BEING THE RECARDOS Movie Poster | ©2021 Amazon

BEING THE RECARDOS Movie Poster | ©2021 Amazon

Rating: R
Stars: Nicole Kidman, Javier Bardem, J.K. Simmons, Nina Arianda, Tony Hale
Writer: Aaron Sorkin
Director: Aaron Sorkin
Distributor: Amazon Studios
Release Date: December 10, 2021

BEING THE RICARDOS is about a very stressful week in the life of Lucille Ball and Desi Arnaz, played here respectively by Nicole Kidman and Javier Bardem. Writer/director Aaron Sorkin also includes plentiful flashbacks and some flash-forwards to underscore points he wants to make.

Sorkin’s ambitions with BEING THE RICARDOS are admirable.
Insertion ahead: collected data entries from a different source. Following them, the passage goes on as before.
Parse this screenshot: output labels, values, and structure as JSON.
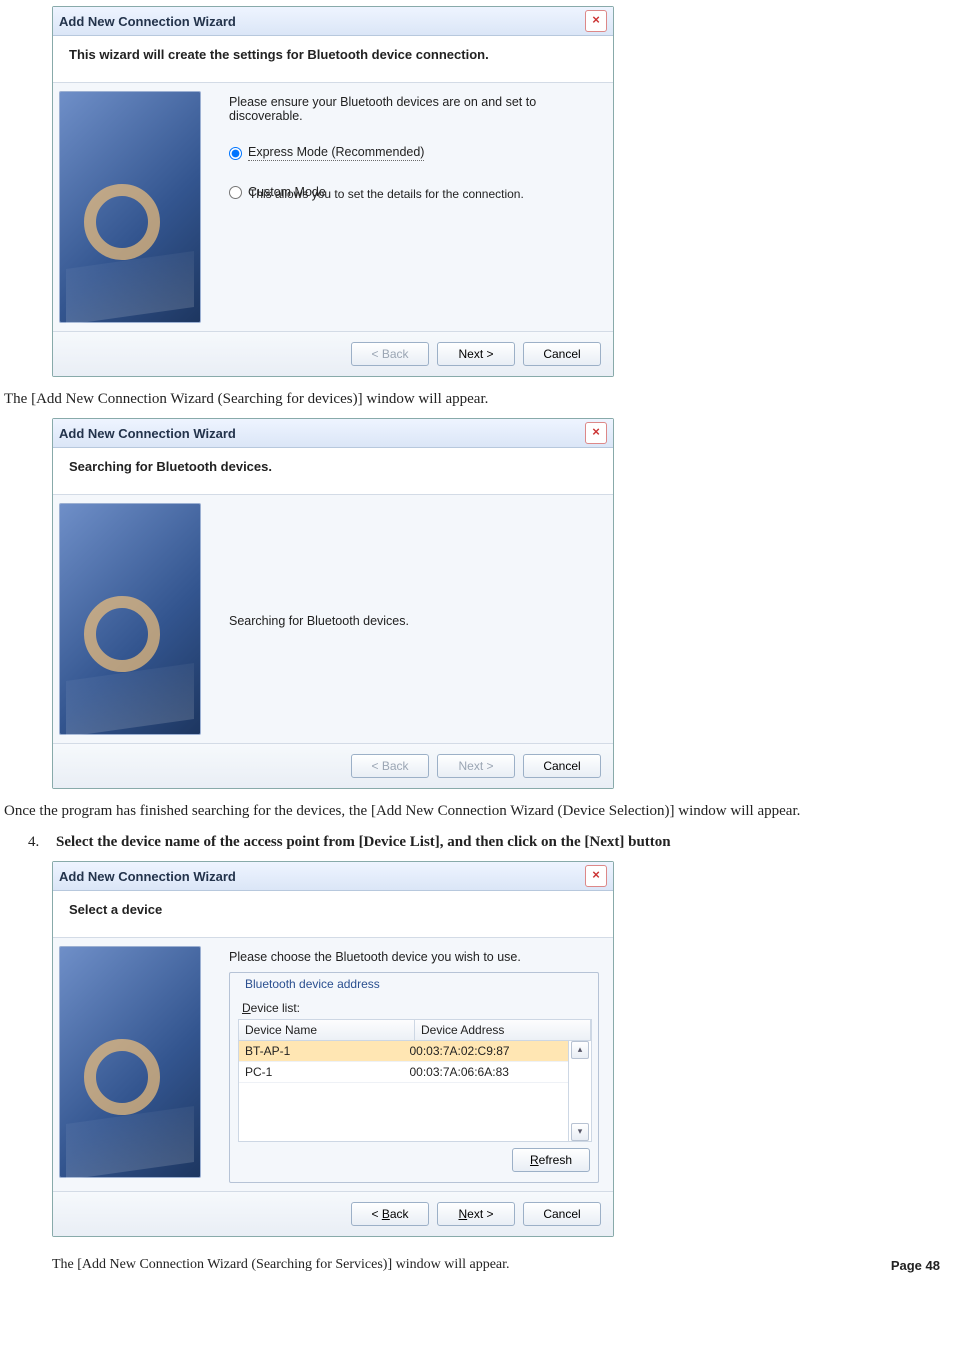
{
  "dlg1": {
    "title": "Add New Connection Wizard",
    "header": "This wizard will create the settings for Bluetooth device connection.",
    "intro": "Please ensure your Bluetooth devices are on and set to discoverable.",
    "radio_express": "Express Mode (Recommended)",
    "radio_custom": "Custom Mode",
    "custom_sub": "This allows you to set the details for the connection.",
    "back": "< Back",
    "next": "Next >",
    "cancel": "Cancel"
  },
  "narr1": "The [Add New Connection Wizard (Searching for devices)] window will appear.",
  "dlg2": {
    "title": "Add New Connection Wizard",
    "header": "Searching for Bluetooth devices.",
    "body_text": "Searching for Bluetooth devices.",
    "back": "< Back",
    "next": "Next >",
    "cancel": "Cancel"
  },
  "narr2": "Once the program has finished searching for the devices, the [Add New Connection Wizard (Device Selection)] window will appear.",
  "step4_num": "4.",
  "step4": "Select the device name of the access point from [Device List], and then click on the [Next] button",
  "dlg3": {
    "title": "Add New Connection Wizard",
    "header": "Select a device",
    "intro": "Please choose the Bluetooth device you wish to use.",
    "group_title": "Bluetooth device address",
    "list_label_pre": "D",
    "list_label_post": "evice list:",
    "col_name": "Device Name",
    "col_addr": "Device Address",
    "rows": [
      {
        "name": "BT-AP-1",
        "addr": "00:03:7A:02:C9:87"
      },
      {
        "name": "PC-1",
        "addr": "00:03:7A:06:6A:83"
      }
    ],
    "refresh_u": "R",
    "refresh_rest": "efresh",
    "back_u": "B",
    "back_pre": "< ",
    "back_post": "ack",
    "next_u": "N",
    "next_post": "ext >",
    "cancel": "Cancel"
  },
  "narr3": "The [Add New Connection Wizard (Searching for Services)] window will appear.",
  "page_label": "Page 48"
}
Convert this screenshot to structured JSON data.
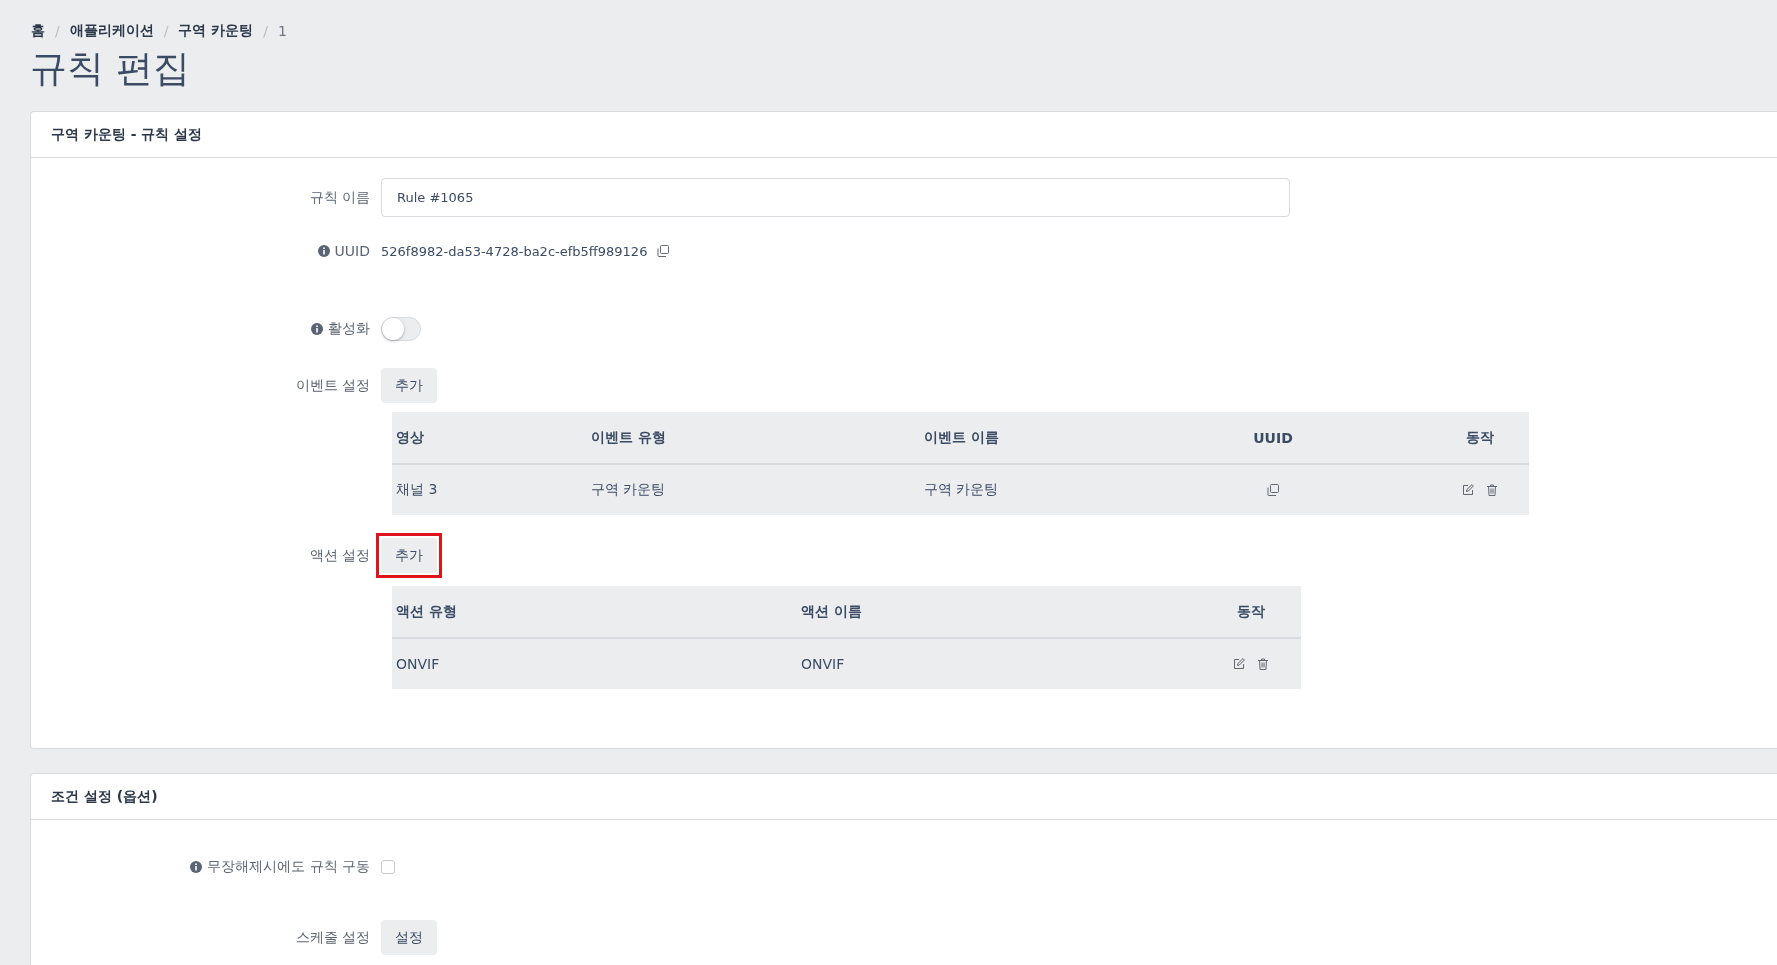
{
  "breadcrumb": [
    {
      "label": "홈",
      "current": false
    },
    {
      "label": "애플리케이션",
      "current": false
    },
    {
      "label": "구역 카운팅",
      "current": false
    },
    {
      "label": "1",
      "current": true
    }
  ],
  "breadcrumb_separators": [
    "/",
    "/",
    "/"
  ],
  "page_title": "규칙 편집",
  "rule_card": {
    "title": "구역 카운팅 - 규칙 설정",
    "name_field": {
      "label": "규칙 이름",
      "value": "Rule #1065"
    },
    "uuid": {
      "label": "UUID",
      "value": "526f8982-da53-4728-ba2c-efb5ff989126"
    },
    "enable": {
      "label": "활성화",
      "on": false
    },
    "events": {
      "label": "이벤트 설정",
      "button": "추가",
      "columns": [
        "영상",
        "이벤트 유형",
        "이벤트 이름",
        "UUID",
        "동작"
      ],
      "rows": [
        {
          "video": "채널 3",
          "event_type": "구역 카운팅",
          "event_name": "구역 카운팅"
        }
      ]
    },
    "actions": {
      "label": "액션 설정",
      "button": "추가",
      "highlighted": true,
      "columns": [
        "액션 유형",
        "액션 이름",
        "동작"
      ],
      "rows": [
        {
          "action_type": "ONVIF",
          "action_name": "ONVIF"
        }
      ]
    }
  },
  "condition_card": {
    "title": "조건 설정 (옵션)",
    "disarm": {
      "label": "무장해제시에도 규칙 구동",
      "checked": false
    },
    "schedule": {
      "label": "스케줄 설정",
      "button": "설정"
    }
  }
}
He wants us to get to know Ball and Arnaz, as individuals, as a couple, and as artists. He wants us to also get to know the people around them who helped shape their extraordinarily successful 1951-1957 CBS comedy series I LOVE LUCY (which was followed by the 1957-1960 THE LUCY-DESI COMEDY HOUR). He wants to give us a sense of the ground broken by Ball and Arnaz, and the challenges they faced. He wants us to understand the times that shaped them.

All of these goals are addressed in BEING THE RICARDOS, with varying effectiveness. Containing all of those topics is a lot to ask of a two-hours-plus running time, especially when the issues don’t all dovetail neatly together and the style fluctuates somewhat.

In BEING THE RICARDOS, two newspaper articles and one fact of life all hit at the same time. Columnist Walter Winchell implies on his radio show that Ball is a Communist, while the House Un-American Activities Committee is in full swing, eagerly engaging in its anti-liberal crusade. This is later amplified in print. Meanwhile, a tabloid suggests that Ricardo is having extramarital affairs. Finally, Ball is pregnant while I LOVE LUCY is in production, at a time when pregnancy was neither shown nor mentioned on TV.

This last aspect is the most successful. Sorkin deploys wit and intelligence in his depiction of how Ball and Arnaz, singly and together, do battle with the network censors.

While not groundbreaking, Sorkin also paints a credible picture of the workings of a TV show: the power struggle between star, director and producer, squabbling writers, feuding actors, and so on. J. K. Simmons as cranky costar William Frawley and Nina Arianda as demoralized performer Vivian Vance are both standouts. Tony Hale also scores as I LOVE LUCY creator/producer Jess Oppenheimer, who resents being undervalued by Ball.

BEING THE RICARDOS also boasts gorgeous cinematography by Jeff Cronenweth, period-authentic production design by Jon Hutman and expert costume design by Susan Lyall.

There are a number of problems, though. One is a misstatement at the start, when a character tells us that, in the week covered by BEING THE RICARDOS, Lucy and Desi almost lost their lives. This primes us for a particular kind of event that never occurs. When it doesn’t, other dramatic developments fall a little short in comparison.

The film attempts to take on more topics than it has time to explore. Viewers who don’t know about the House Un-American Activities Committee are unlikely to learn much here. Those who do know are likely to wonder how Ball and Arnaz viewed the Committee’s attacks on so many of their peers in Hollywood. The closest we get is Arnaz denouncing the Communist insurgents who attacked his home – does he really equate a homicidal militia with blacklisted pacifist screenwriters?

The flashback romance between Ball and Arnaz in their pre-LUCY days, and the couple’s backstage marriage during the show, are both handled in the manner of a ‘50s drama. It’s retro without being enlightening, and doesn’t seem of a piece with some other parts of the movie.

Then there is the casting of the leads. While Bardem comes off as at once more solid and more dangerous than Arnaz did, the actor’s interpretation serves the material. Kidman, while made to look a lot like Ball, has a meditative, observant quality that doesn’t fully mesh with either our memories of the real person or with how other characters react to her. If this depiction of Ball is what the filmmakers intended, it isn’t quite at home in the surroundings created in BEING THE RICARDOS. It’s not that Kidman is doing anything wrong – she creates a coherent persona – but the rest of the movie is operating at a different speed.